1) To calculate the total mass of the rod, we need to find the mass per unit length at each point and integrate it over the length of the rod.
The equation for the mass per unit length is given by λ = λ0 (1+1.410x^3).
We need to integrate this equation from x=0 to x=L. The limits of integration are determined by the length of the rod, which is L = 0.750 m.
The total mass of the rod, M, is obtained by integrating λ with respect to x, multiplied by the infinitesimal length dx.
M = ∫(λ dx) from 0 to L
Substituting the equation for λ, we have:
M = ∫(λ0(1+1.410x^3) dx) from 0 to L.
Integrating this expression, we get:
M = λ0∫(1+1.410x^3) dx from 0 to L.
Integrating term by term, we have:
M = λ0[x + 0.353x^4] evaluated from 0 to L.
Plugging in the limits of integration, we get:
M = λ0[L + 0.353L^4 - 0 - 0.353(0)^4].
Simplifying this expression gives:
M = λ0[L + 0.353L^4].
Now, we substitute the value of λ0, which is 0.600 kg/m, and the length of the rod, which is 0.750 m:
M = 0.600[0.750 + 0.353(0.750)^4].
Evaluating this expression gives us the total mass of the rod.
2) The x-coordinate of the center of mass of the rod, denoted as x_cm, can be calculated using the formula:
x_cm = (1/M)∫(x λ dx) from 0 to L.
To find the center of mass, we need to integrate the product of position (x) and mass per unit length (λ) with respect to x, over the length of the rod.
Using the equation for λ as given, the equation becomes:
x_cm = (1/M)∫(x λ0(1+1.410x^3) dx) from 0 to L.
Simplifying this expression, we have:
x_cm = (1/M)∫(x λ0 + 1.410x^4λ0) dx from 0 to L.
Taking out the constants, we get:
x_cm = (λ0/M)∫(x + 1.410x^4) dx from 0 to L.

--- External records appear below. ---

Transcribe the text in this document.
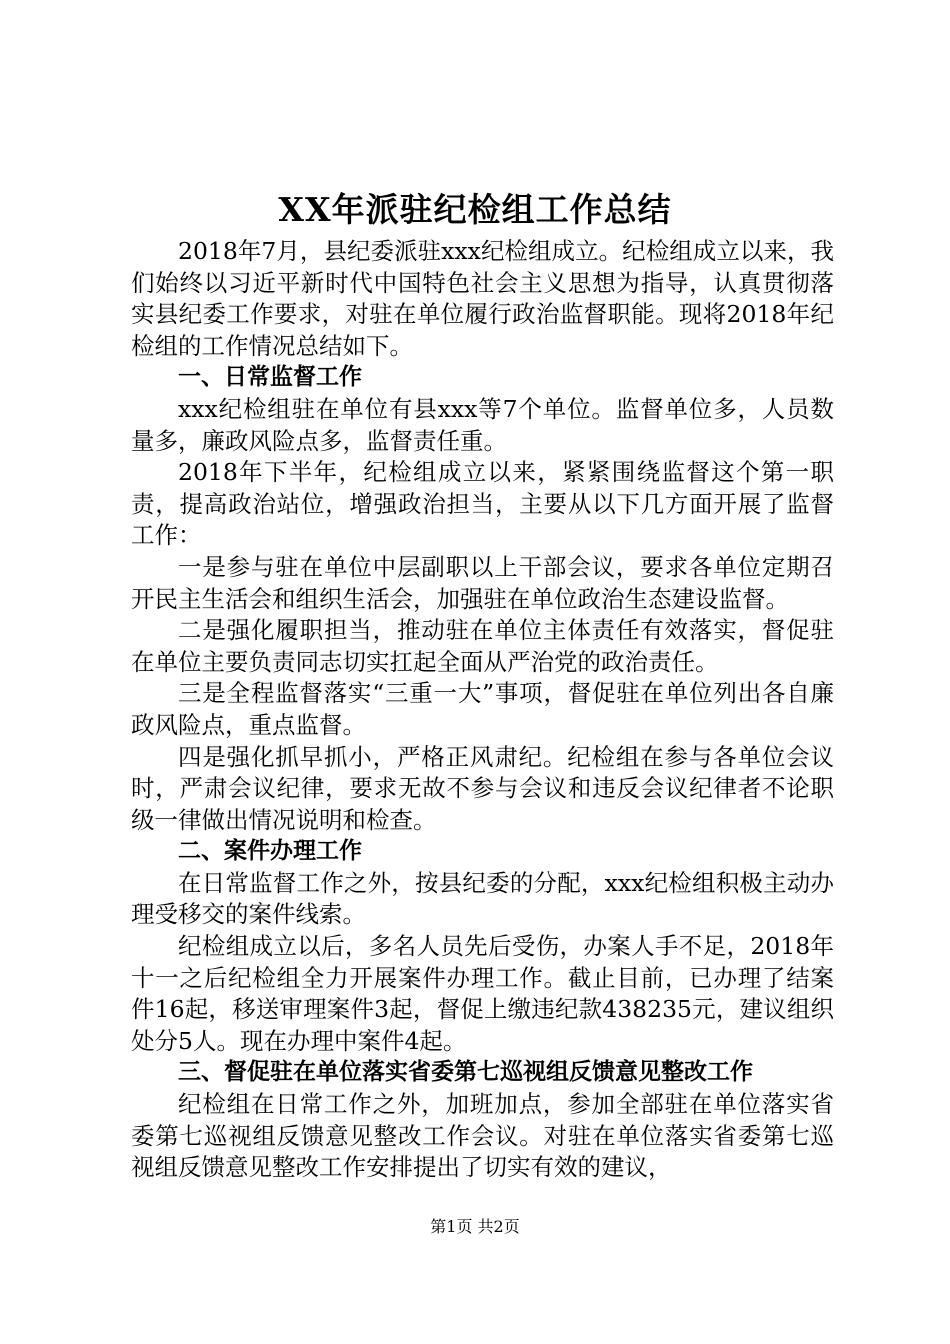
XX年派驻纪检组工作总结

2018年7月，县纪委派驻xxx纪检组成立。纪检组成立以来，我们始终以习近平新时代中国特色社会主义思想为指导，认真贯彻落实县纪委工作要求，对驻在单位履行政治监督职能。现将2018年纪检组的工作情况总结如下。

一、日常监督工作

xxx纪检组驻在单位有县xxx等7个单位。监督单位多，人员数量多，廉政风险点多，监督责任重。

2018年下半年，纪检组成立以来，紧紧围绕监督这个第一职责，提高政治站位，增强政治担当，主要从以下几方面开展了监督工作：

一是参与驻在单位中层副职以上干部会议，要求各单位定期召开民主生活会和组织生活会，加强驻在单位政治生态建设监督。

二是强化履职担当，推动驻在单位主体责任有效落实，督促驻在单位主要负责同志切实扛起全面从严治党的政治责任。

三是全程监督落实“三重一大”事项，督促驻在单位列出各自廉政风险点，重点监督。

四是强化抓早抓小，严格正风肃纪。纪检组在参与各单位会议时，严肃会议纪律，要求无故不参与会议和违反会议纪律者不论职级一律做出情况说明和检查。

二、案件办理工作

在日常监督工作之外，按县纪委的分配，xxx纪检组积极主动办理受移交的案件线索。

纪检组成立以后，多名人员先后受伤，办案人手不足，2018年十一之后纪检组全力开展案件办理工作。截止目前，已办理了结案件16起，移送审理案件3起，督促上缴违纪款438235元，建议组织处分5人。现在办理中案件4起。

三、督促驻在单位落实省委第七巡视组反馈意见整改工作

纪检组在日常工作之外，加班加点，参加全部驻在单位落实省委第七巡视组反馈意见整改工作会议。对驻在单位落实省委第七巡视组反馈意见整改工作安排提出了切实有效的建议，

第1页 共2页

Integrating term by term, we have:
x_cm = (λ0/M)[x^2/2 + 0.282x^5/5] evaluated from 0 to L.
Substituting the limits of integration, we have:
x_cm = (λ0/M)[L^2/2 + 0.282L^5/5 - 0 - 0.282(0)^5/5].
Simplifying this expression, we get:
x_cm = (λ0/M)[L^2/2 + 0.282L^5/5].
Now, we substitute the values of λ0 and M:
x_cm = (0.600/M)[L^2/2 + 0.282L^5/5].
Finally, substitute the value of M (which we calculated in part 1), and evaluate this expression to find the x-coordinate of the center of mass.

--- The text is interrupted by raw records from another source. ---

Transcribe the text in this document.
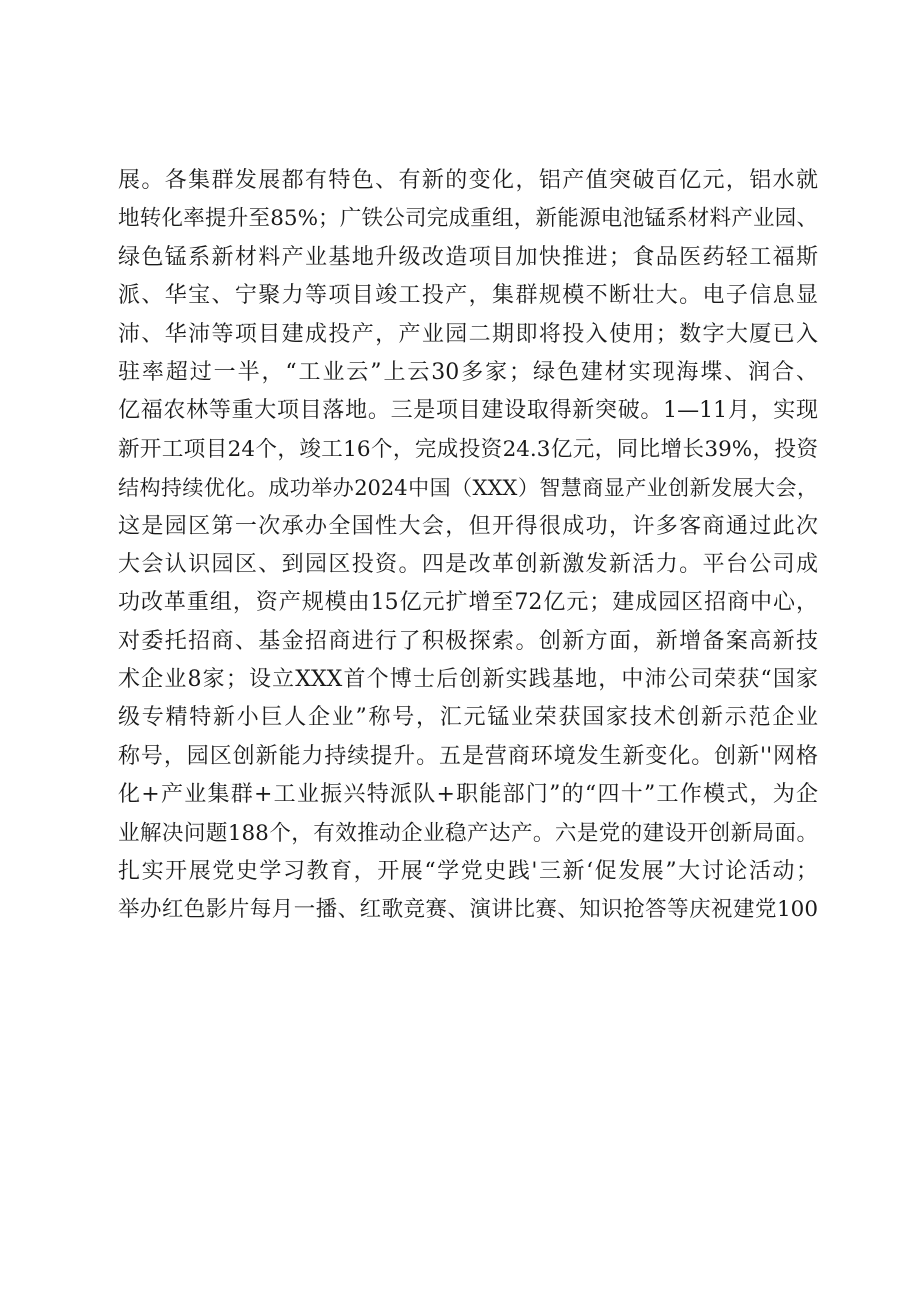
展。各集群发展都有特色、有新的变化，铝产值突破百亿元，铝水就
地转化率提升至85%；广铁公司完成重组，新能源电池锰系材料产业园、
绿色锰系新材料产业基地升级改造项目加快推进；食品医药轻工福斯
派、华宝、宁聚力等项目竣工投产，集群规模不断壮大。电子信息显
沛、华沛等项目建成投产，产业园二期即将投入使用；数字大厦已入
驻率超过一半，“工业云”上云30多家；绿色建材实现海堞、润合、
亿福农林等重大项目落地。三是项目建设取得新突破。1—11月，实现
新开工项目24个，竣工16个，完成投资24.3亿元，同比增长39%，投资
结构持续优化。成功举办2024中国（XXX）智慧商显产业创新发展大会，
这是园区第一次承办全国性大会，但开得很成功，许多客商通过此次
大会认识园区、到园区投资。四是改革创新激发新活力。平台公司成
功改革重组，资产规模由15亿元扩增至72亿元；建成园区招商中心，
对委托招商、基金招商进行了积极探索。创新方面，新增备案高新技
术企业8家；设立XXX首个博士后创新实践基地，中沛公司荣获“国家
级专精特新小巨人企业”称号，汇元锰业荣获国家技术创新示范企业
称号，园区创新能力持续提升。五是营商环境发生新变化。创新''网格
化+产业集群+工业振兴特派队+职能部门”的“四十”工作模式，为企
业解决问题188个，有效推动企业稳产达产。六是党的建设开创新局面。
扎实开展党史学习教育，开展“学党史践'三新‘促发展”大讨论活动；
举办红色影片每月一播、红歌竞赛、演讲比赛、知识抢答等庆祝建党100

3) To calculate the moment of inertia of the rod with respect to the y-axis, denoted as I_y, we integrate the product of mass per unit length (λ) and the square of the distance from the y-axis (x^2), over the length of the rod.
I_y = ∫(x^2 λ dx) from 0 to L.
Using the equation for λ as given, the equation becomes:
I_y = ∫(x^2 λ0 (1+1.410x^3) dx) from 0 to L.
Simplifying this equation, we have:
I_y = λ0∫(x^2 (1+1.410x^3) dx) from 0 to L.
Expanding the expression inside the integral, we get:
I_y = λ0∫(x^2 + 1.410x^5) dx from 0 to L.
Taking out the constant terms, we have:
I_y = λ0∫(x^2 dx + 1.410x^5 dx) from 0 to L.
Integrating term by term, we have:
I_y = λ0[x^3/3 + 0.282x^6/6] evaluated from 0 to L.
Substituting the limits of integration, we have:
I_y = λ0[L^3/3 + 0.282L^6/6 - 0 - 0.282(0)^6/6].
Simplifying this expression, we get:
I_y = λ0[L^3/3 + 0.282L^6/6].
Finally, substitute the value of λ0 and evaluate this expression to find the moment of inertia of the rod with respect to the y-axis.